Hildebrand still holds the synth-led music of his youth close to his heart, with a Casio VL-1 being the first instrument he ever owned as a child, and this is evident in his own music and the releases on Ghost Nun too, even if the influence of The Pet Shop Boys and Trio is somewhat distorted by the time it exits the gate. “I’m not sure if I heard Trio before or after I got the Casio, but when I realised “Da Da Da” used THE EXACT SAME BEAT FROM MY SYNTH I was completely blown away. I’ve [always] had a fondness for music with an unchanging, relentless, hypnotic rhythm at its centre. You can hear that in this playlist – Faust, Laurie Anderson, Ween, even Flipper – part of my appreciation for them is based on the way I can get lost in that hyper-focused beat or pulse. Dan Friel’s probably an easy way to connect: joyous, anthemic noise pop made on an outlandishly distorted cheap keyboard. I love that Dan’s songs have this simple core pop tune, usually, and the distortion and feedback and noise adds to it, like sparks flying off a saw cutting through metal.”

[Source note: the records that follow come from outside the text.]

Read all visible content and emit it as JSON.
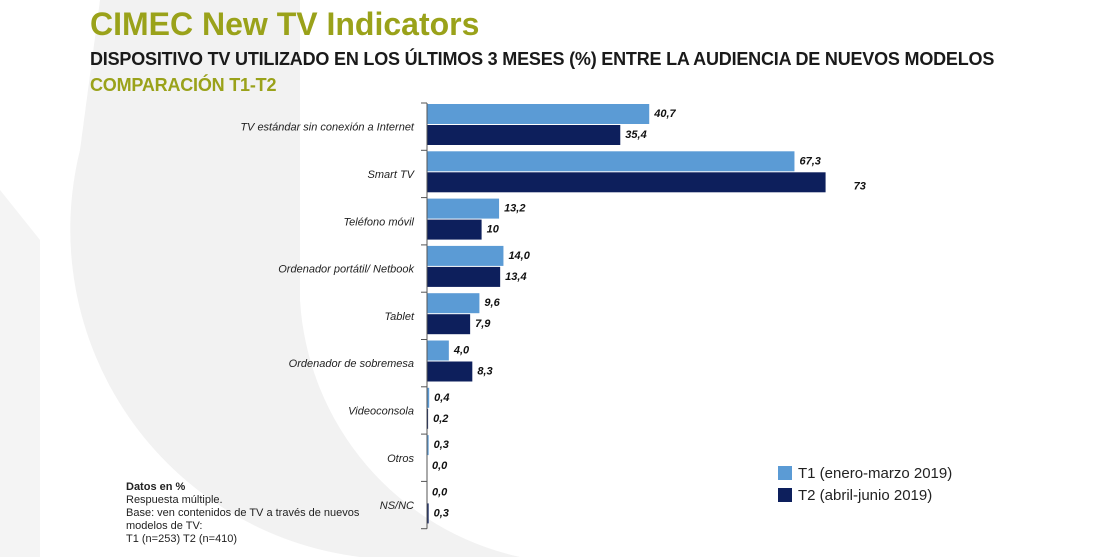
{
  "header": {
    "title": "CIMEC New TV Indicators",
    "subtitle": "DISPOSITIVO TV UTILIZADO EN LOS ÚLTIMOS 3 MESES (%) ENTRE LA AUDIENCIA DE NUEVOS MODELOS",
    "subtitle2": "COMPARACIÓN T1-T2"
  },
  "colors": {
    "title": "#9aa21a",
    "t1": "#5b9bd5",
    "t2": "#0d1f5c",
    "background_shape": "#f2f2f2"
  },
  "chart_data": {
    "type": "bar",
    "orientation": "horizontal",
    "categories": [
      "TV estándar sin conexión a Internet",
      "Smart TV",
      "Teléfono móvil",
      "Ordenador portátil/ Netbook",
      "Tablet",
      "Ordenador de sobremesa",
      "Videoconsola",
      "Otros",
      "NS/NC"
    ],
    "series": [
      {
        "name": "T1 (enero-marzo 2019)",
        "values": [
          40.7,
          67.3,
          13.2,
          14.0,
          9.6,
          4.0,
          0.4,
          0.3,
          0.0
        ],
        "labels": [
          "40,7",
          "67,3",
          "13,2",
          "14,0",
          "9,6",
          "4,0",
          "0,4",
          "0,3",
          "0,0"
        ]
      },
      {
        "name": "T2 (abril-junio 2019)",
        "values": [
          35.4,
          73,
          10,
          13.4,
          7.9,
          8.3,
          0.2,
          0.0,
          0.3
        ],
        "labels": [
          "35,4",
          "73",
          "10",
          "13,4",
          "7,9",
          "8,3",
          "0,2",
          "0,0",
          "0,3"
        ]
      }
    ],
    "legend_position": "bottom-right",
    "grid": false
  },
  "notes": {
    "heading": "Datos en %",
    "line1": "Respuesta múltiple.",
    "line2": "Base: ven contenidos de TV a través de nuevos modelos de TV:",
    "line3": "T1 (n=253) T2 (n=410)"
  }
}
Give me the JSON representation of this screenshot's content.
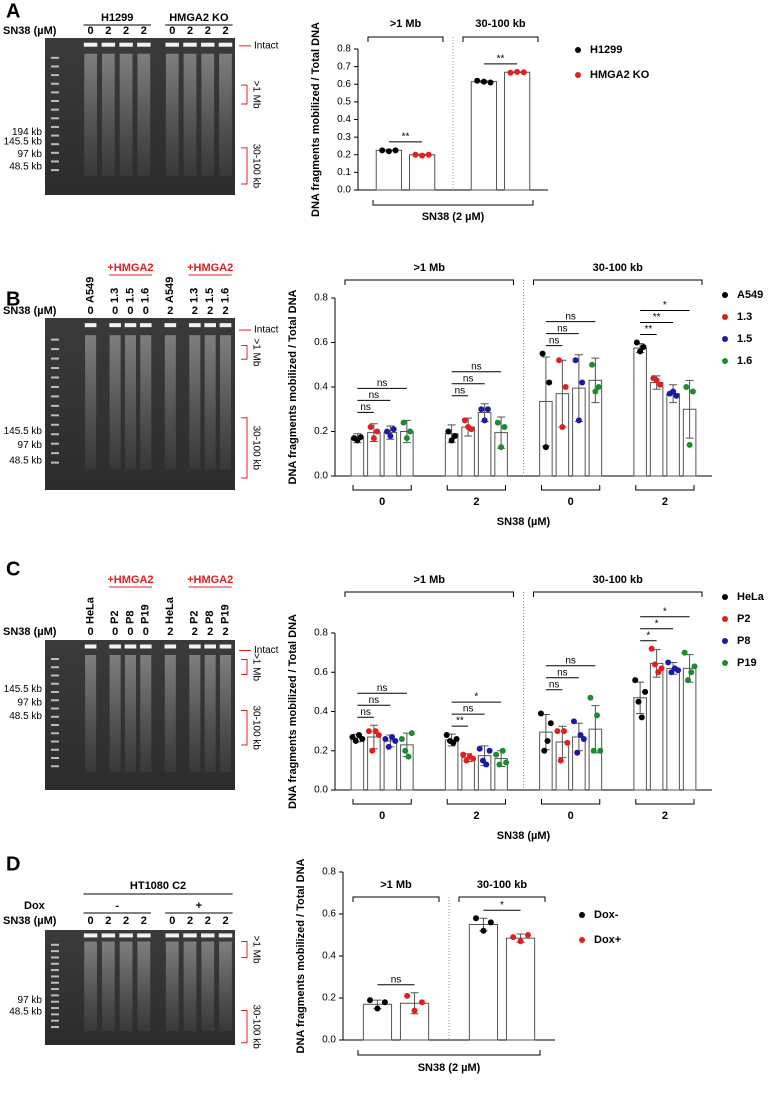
{
  "panels": [
    {
      "letter": "A",
      "gel": {
        "dose_label": "SN38 (µM)",
        "groups": [
          {
            "label": "H1299",
            "color": "#000000",
            "lanes": [
              {
                "dose": "0"
              },
              {
                "dose": "2"
              },
              {
                "dose": "2"
              },
              {
                "dose": "2"
              }
            ]
          },
          {
            "label": "HMGA2 KO",
            "color": "#000000",
            "lanes": [
              {
                "dose": "0"
              },
              {
                "dose": "2"
              },
              {
                "dose": "2"
              },
              {
                "dose": "2"
              }
            ]
          }
        ],
        "markers": [
          "194 kb",
          "145.5 kb",
          "97 kb",
          "48.5 kb"
        ],
        "intact": "Intact",
        "regions": [
          ">1 Mb",
          "30-100 kb"
        ]
      }
    },
    {
      "letter": "B",
      "gel": {
        "dose_label": "SN38 (µM)",
        "groups": [
          {
            "color": "#000000",
            "lanes": [
              {
                "name": "A549",
                "dose": "0"
              }
            ]
          },
          {
            "label": "+HMGA2",
            "color": "#e02020",
            "lanes": [
              {
                "name": "1.3",
                "dose": "0"
              },
              {
                "name": "1.5",
                "dose": "0"
              },
              {
                "name": "1.6",
                "dose": "0"
              }
            ]
          },
          {
            "color": "#000000",
            "lanes": [
              {
                "name": "A549",
                "dose": "2"
              }
            ]
          },
          {
            "label": "+HMGA2",
            "color": "#e02020",
            "lanes": [
              {
                "name": "1.3",
                "dose": "2"
              },
              {
                "name": "1.5",
                "dose": "2"
              },
              {
                "name": "1.6",
                "dose": "2"
              }
            ]
          }
        ],
        "markers": [
          "145.5 kb",
          "97 kb",
          "48.5 kb"
        ],
        "intact": "Intact",
        "regions": [
          ">1 Mb",
          "30-100 kb"
        ]
      }
    },
    {
      "letter": "C",
      "gel": {
        "dose_label": "SN38 (µM)",
        "groups": [
          {
            "color": "#000000",
            "lanes": [
              {
                "name": "HeLa",
                "dose": "0"
              }
            ]
          },
          {
            "label": "+HMGA2",
            "color": "#e02020",
            "lanes": [
              {
                "name": "P2",
                "dose": "0"
              },
              {
                "name": "P8",
                "dose": "0"
              },
              {
                "name": "P19",
                "dose": "0"
              }
            ]
          },
          {
            "color": "#000000",
            "lanes": [
              {
                "name": "HeLa",
                "dose": "2"
              }
            ]
          },
          {
            "label": "+HMGA2",
            "color": "#e02020",
            "lanes": [
              {
                "name": "P2",
                "dose": "2"
              },
              {
                "name": "P8",
                "dose": "2"
              },
              {
                "name": "P19",
                "dose": "2"
              }
            ]
          }
        ],
        "markers": [
          "145.5 kb",
          "97 kb",
          "48.5 kb"
        ],
        "intact": "Intact",
        "regions": [
          ">1 Mb",
          "30-100 kb"
        ]
      }
    },
    {
      "letter": "D",
      "gel": {
        "dose_label": "SN38 (µM)",
        "supergroup": "HT1080 C2",
        "group_row_label": "Dox",
        "groups": [
          {
            "label": "-",
            "color": "#000000",
            "lanes": [
              {
                "dose": "0"
              },
              {
                "dose": "2"
              },
              {
                "dose": "2"
              },
              {
                "dose": "2"
              }
            ]
          },
          {
            "label": "+",
            "color": "#000000",
            "lanes": [
              {
                "dose": "0"
              },
              {
                "dose": "2"
              },
              {
                "dose": "2"
              },
              {
                "dose": "2"
              }
            ]
          }
        ],
        "markers": [
          "97 kb",
          "48.5 kb"
        ],
        "regions": [
          ">1 Mb",
          "30-100 kb"
        ]
      }
    }
  ],
  "chart_data": [
    {
      "type": "bar",
      "ylabel": "DNA fragments mobilized / Total DNA",
      "xlabel": "SN38 (2 µM)",
      "categories": [
        ">1 Mb",
        "30-100 kb"
      ],
      "series": [
        {
          "name": "H1299",
          "color": "#000000",
          "values": [
            0.225,
            0.615
          ],
          "errors": [
            0.003,
            0.005
          ],
          "points": [
            [
              0.225,
              0.22,
              0.225
            ],
            [
              0.62,
              0.615,
              0.61
            ]
          ]
        },
        {
          "name": "HMGA2 KO",
          "color": "#e02020",
          "values": [
            0.2,
            0.668
          ],
          "errors": [
            0.003,
            0.002
          ],
          "points": [
            [
              0.2,
              0.195,
              0.2
            ],
            [
              0.665,
              0.67,
              0.668
            ]
          ]
        }
      ],
      "ylim": [
        0,
        0.8
      ],
      "yticks": [
        {
          "value": 0,
          "label": "0.0"
        },
        0.1,
        0.2,
        0.3,
        0.4,
        0.5,
        0.6,
        0.7,
        0.8
      ],
      "comparisons": [
        {
          "category": 0,
          "pair": [
            0,
            1
          ],
          "label": "**"
        },
        {
          "category": 1,
          "pair": [
            0,
            1
          ],
          "label": "**"
        }
      ],
      "legend": "right"
    },
    {
      "type": "bar",
      "ylabel": "DNA fragments mobilized / Total DNA",
      "xlabel": "SN38 (µM)",
      "groups": [
        ">1 Mb",
        "30-100 kb"
      ],
      "categories": [
        "0",
        "2",
        "0",
        "2"
      ],
      "series": [
        {
          "name": "A549",
          "color": "#000000",
          "values": [
            0.17,
            0.19,
            0.335,
            0.575
          ],
          "errors": [
            0.02,
            0.04,
            0.2,
            0.02
          ],
          "points": [
            [
              0.17,
              0.16,
              0.175
            ],
            [
              0.2,
              0.16,
              0.18
            ],
            [
              0.55,
              0.13,
              0.42
            ],
            [
              0.6,
              0.56,
              0.58
            ]
          ]
        },
        {
          "name": "1.3",
          "color": "#e02020",
          "values": [
            0.195,
            0.22,
            0.37,
            0.42
          ],
          "errors": [
            0.04,
            0.04,
            0.15,
            0.03
          ],
          "points": [
            [
              0.22,
              0.17,
              0.2
            ],
            [
              0.25,
              0.22,
              0.21
            ],
            [
              0.52,
              0.22,
              0.4
            ],
            [
              0.44,
              0.43,
              0.41
            ]
          ]
        },
        {
          "name": "1.5",
          "color": "#1a1aa6",
          "values": [
            0.195,
            0.285,
            0.395,
            0.37
          ],
          "errors": [
            0.03,
            0.04,
            0.15,
            0.04
          ],
          "points": [
            [
              0.2,
              0.18,
              0.21
            ],
            [
              0.3,
              0.25,
              0.3
            ],
            [
              0.52,
              0.25,
              0.42
            ],
            [
              0.37,
              0.38,
              0.36
            ]
          ]
        },
        {
          "name": "1.6",
          "color": "#1e8c2e",
          "values": [
            0.2,
            0.195,
            0.43,
            0.3
          ],
          "errors": [
            0.05,
            0.07,
            0.1,
            0.13
          ],
          "points": [
            [
              0.24,
              0.17,
              0.2
            ],
            [
              0.24,
              0.13,
              0.22
            ],
            [
              0.5,
              0.38,
              0.4
            ],
            [
              0.4,
              0.14,
              0.38
            ]
          ]
        }
      ],
      "ylim": [
        0,
        0.8
      ],
      "yticks": [
        {
          "value": 0,
          "label": "0.0"
        },
        0.2,
        0.4,
        0.6,
        0.8
      ],
      "comparisons": [
        {
          "category": 0,
          "pair": [
            0,
            1
          ],
          "label": "ns"
        },
        {
          "category": 0,
          "pair": [
            0,
            2
          ],
          "label": "ns"
        },
        {
          "category": 0,
          "pair": [
            0,
            3
          ],
          "label": "ns"
        },
        {
          "category": 1,
          "pair": [
            0,
            1
          ],
          "label": "ns"
        },
        {
          "category": 1,
          "pair": [
            0,
            2
          ],
          "label": "ns"
        },
        {
          "category": 1,
          "pair": [
            0,
            3
          ],
          "label": "ns"
        },
        {
          "category": 2,
          "pair": [
            0,
            1
          ],
          "label": "ns"
        },
        {
          "category": 2,
          "pair": [
            0,
            2
          ],
          "label": "ns"
        },
        {
          "category": 2,
          "pair": [
            0,
            3
          ],
          "label": "ns"
        },
        {
          "category": 3,
          "pair": [
            0,
            1
          ],
          "label": "**"
        },
        {
          "category": 3,
          "pair": [
            0,
            2
          ],
          "label": "**"
        },
        {
          "category": 3,
          "pair": [
            0,
            3
          ],
          "label": "*"
        }
      ],
      "legend": "right"
    },
    {
      "type": "bar",
      "ylabel": "DNA fragments mobilized / Total DNA",
      "xlabel": "SN38 (µM)",
      "groups": [
        ">1 Mb",
        "30-100 kb"
      ],
      "categories": [
        "0",
        "2",
        "0",
        "2"
      ],
      "series": [
        {
          "name": "HeLa",
          "color": "#000000",
          "values": [
            0.265,
            0.255,
            0.295,
            0.47
          ],
          "errors": [
            0.02,
            0.03,
            0.09,
            0.08
          ],
          "points": [
            [
              0.27,
              0.25,
              0.28,
              0.26
            ],
            [
              0.28,
              0.25,
              0.24,
              0.26
            ],
            [
              0.39,
              0.2,
              0.25,
              0.34
            ],
            [
              0.56,
              0.45,
              0.37,
              0.5
            ]
          ]
        },
        {
          "name": "P2",
          "color": "#e02020",
          "values": [
            0.27,
            0.165,
            0.245,
            0.645
          ],
          "errors": [
            0.06,
            0.02,
            0.08,
            0.07
          ],
          "points": [
            [
              0.3,
              0.2,
              0.3,
              0.28
            ],
            [
              0.18,
              0.15,
              0.17,
              0.16
            ],
            [
              0.3,
              0.15,
              0.3,
              0.24
            ],
            [
              0.72,
              0.64,
              0.6,
              0.62
            ]
          ]
        },
        {
          "name": "P8",
          "color": "#1a1aa6",
          "values": [
            0.25,
            0.175,
            0.27,
            0.62
          ],
          "errors": [
            0.03,
            0.05,
            0.07,
            0.03
          ],
          "points": [
            [
              0.26,
              0.22,
              0.27,
              0.25
            ],
            [
              0.21,
              0.15,
              0.13,
              0.2
            ],
            [
              0.35,
              0.19,
              0.28,
              0.26
            ],
            [
              0.65,
              0.6,
              0.62,
              0.61
            ]
          ]
        },
        {
          "name": "P19",
          "color": "#1e8c2e",
          "values": [
            0.23,
            0.16,
            0.31,
            0.62
          ],
          "errors": [
            0.06,
            0.04,
            0.12,
            0.07
          ],
          "points": [
            [
              0.26,
              0.2,
              0.17,
              0.29
            ],
            [
              0.18,
              0.13,
              0.2,
              0.14
            ],
            [
              0.47,
              0.2,
              0.38,
              0.2
            ],
            [
              0.7,
              0.56,
              0.6,
              0.63
            ]
          ]
        }
      ],
      "ylim": [
        0,
        0.8
      ],
      "yticks": [
        {
          "value": 0,
          "label": "0.0"
        },
        0.2,
        0.4,
        0.6,
        0.8
      ],
      "comparisons": [
        {
          "category": 0,
          "pair": [
            0,
            1
          ],
          "label": "ns"
        },
        {
          "category": 0,
          "pair": [
            0,
            2
          ],
          "label": "ns"
        },
        {
          "category": 0,
          "pair": [
            0,
            3
          ],
          "label": "ns"
        },
        {
          "category": 1,
          "pair": [
            0,
            1
          ],
          "label": "**"
        },
        {
          "category": 1,
          "pair": [
            0,
            2
          ],
          "label": "ns"
        },
        {
          "category": 1,
          "pair": [
            0,
            3
          ],
          "label": "*"
        },
        {
          "category": 2,
          "pair": [
            0,
            1
          ],
          "label": "ns"
        },
        {
          "category": 2,
          "pair": [
            0,
            2
          ],
          "label": "ns"
        },
        {
          "category": 2,
          "pair": [
            0,
            3
          ],
          "label": "ns"
        },
        {
          "category": 3,
          "pair": [
            0,
            1
          ],
          "label": "*"
        },
        {
          "category": 3,
          "pair": [
            0,
            2
          ],
          "label": "*"
        },
        {
          "category": 3,
          "pair": [
            0,
            3
          ],
          "label": "*"
        }
      ],
      "legend": "right"
    },
    {
      "type": "bar",
      "ylabel": "DNA fragments mobilized / Total DNA",
      "xlabel": "SN38 (2 µM)",
      "categories": [
        ">1 Mb",
        "30-100 kb"
      ],
      "series": [
        {
          "name": "Dox-",
          "color": "#000000",
          "values": [
            0.17,
            0.55
          ],
          "errors": [
            0.02,
            0.03
          ],
          "points": [
            [
              0.19,
              0.15,
              0.18
            ],
            [
              0.58,
              0.52,
              0.56
            ]
          ]
        },
        {
          "name": "Dox+",
          "color": "#e02020",
          "values": [
            0.175,
            0.485
          ],
          "errors": [
            0.05,
            0.02
          ],
          "points": [
            [
              0.21,
              0.14,
              0.18
            ],
            [
              0.49,
              0.47,
              0.5
            ]
          ]
        }
      ],
      "ylim": [
        0,
        0.8
      ],
      "yticks": [
        {
          "value": 0,
          "label": "0.0"
        },
        0.2,
        0.4,
        0.6,
        0.8
      ],
      "comparisons": [
        {
          "category": 0,
          "pair": [
            0,
            1
          ],
          "label": "ns"
        },
        {
          "category": 1,
          "pair": [
            0,
            1
          ],
          "label": "*"
        }
      ],
      "legend": "right"
    }
  ]
}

That fun, joy and colour matters a lot to Hildebrand, which shows both in his own music and the words he chooses to describe the music on his playlist: Pavement are “simultaneously taking the piss and being entirely earnest”; Ween are “like a couple of friends trying to entertain each other”; Faust could “involve Benny Hill at any moment”; Gold Chains is “joyous” and “delirious”; and Flipper are “gloriously stupid.” When I say that “O Superman” was the serial killer Dennis Nilsen’s favourite song, Hildebrand says “I can’t blame him – it’s magnificent. So weird and yet so simple.”

Humour’s incredibly important to me, really central to who I am,” he continues. “To be honest I’m more surprised when art doesn’t have an element of humour to it.” I ask him about the way he titles his music (recent tracks include “The Hotel Receptionist Was Checking Me Out” and “No Noose is Good Noose”), to which he extols their importance. “They’re like a filter or a guide for the listener, especially for experimental music, and doubly so for instrumental music. You can give the listener permission to have fun, let them know that this music was created in a spirit of playfulness; or you can go the other way and aim for serious pondering of weighty issues.”  And as prolific as he is, Hildebrand says his creative process isn’t exactly serious either, but I suspect reflects that of more musicians than maybe care to admit it: “Every now and then I will find half an hour or 40 minutes when the kids are at school or otherwise busy and I’m not on a work deadline, and I will grab my pile of effects pedals and my little mixing board and drag them onto the floor of my little office space, along with my laptop and sometimes an old kids’ keyboard. This is all done with headphones on so as not to irritate my family or our neighbours with a new-born baby… I just leave things running for a couple of minutes, try to play little synth lines through the mixer at the same time as it’s feeding back on itself, or otherwise experiment with beats or things [and] that’s basically it.”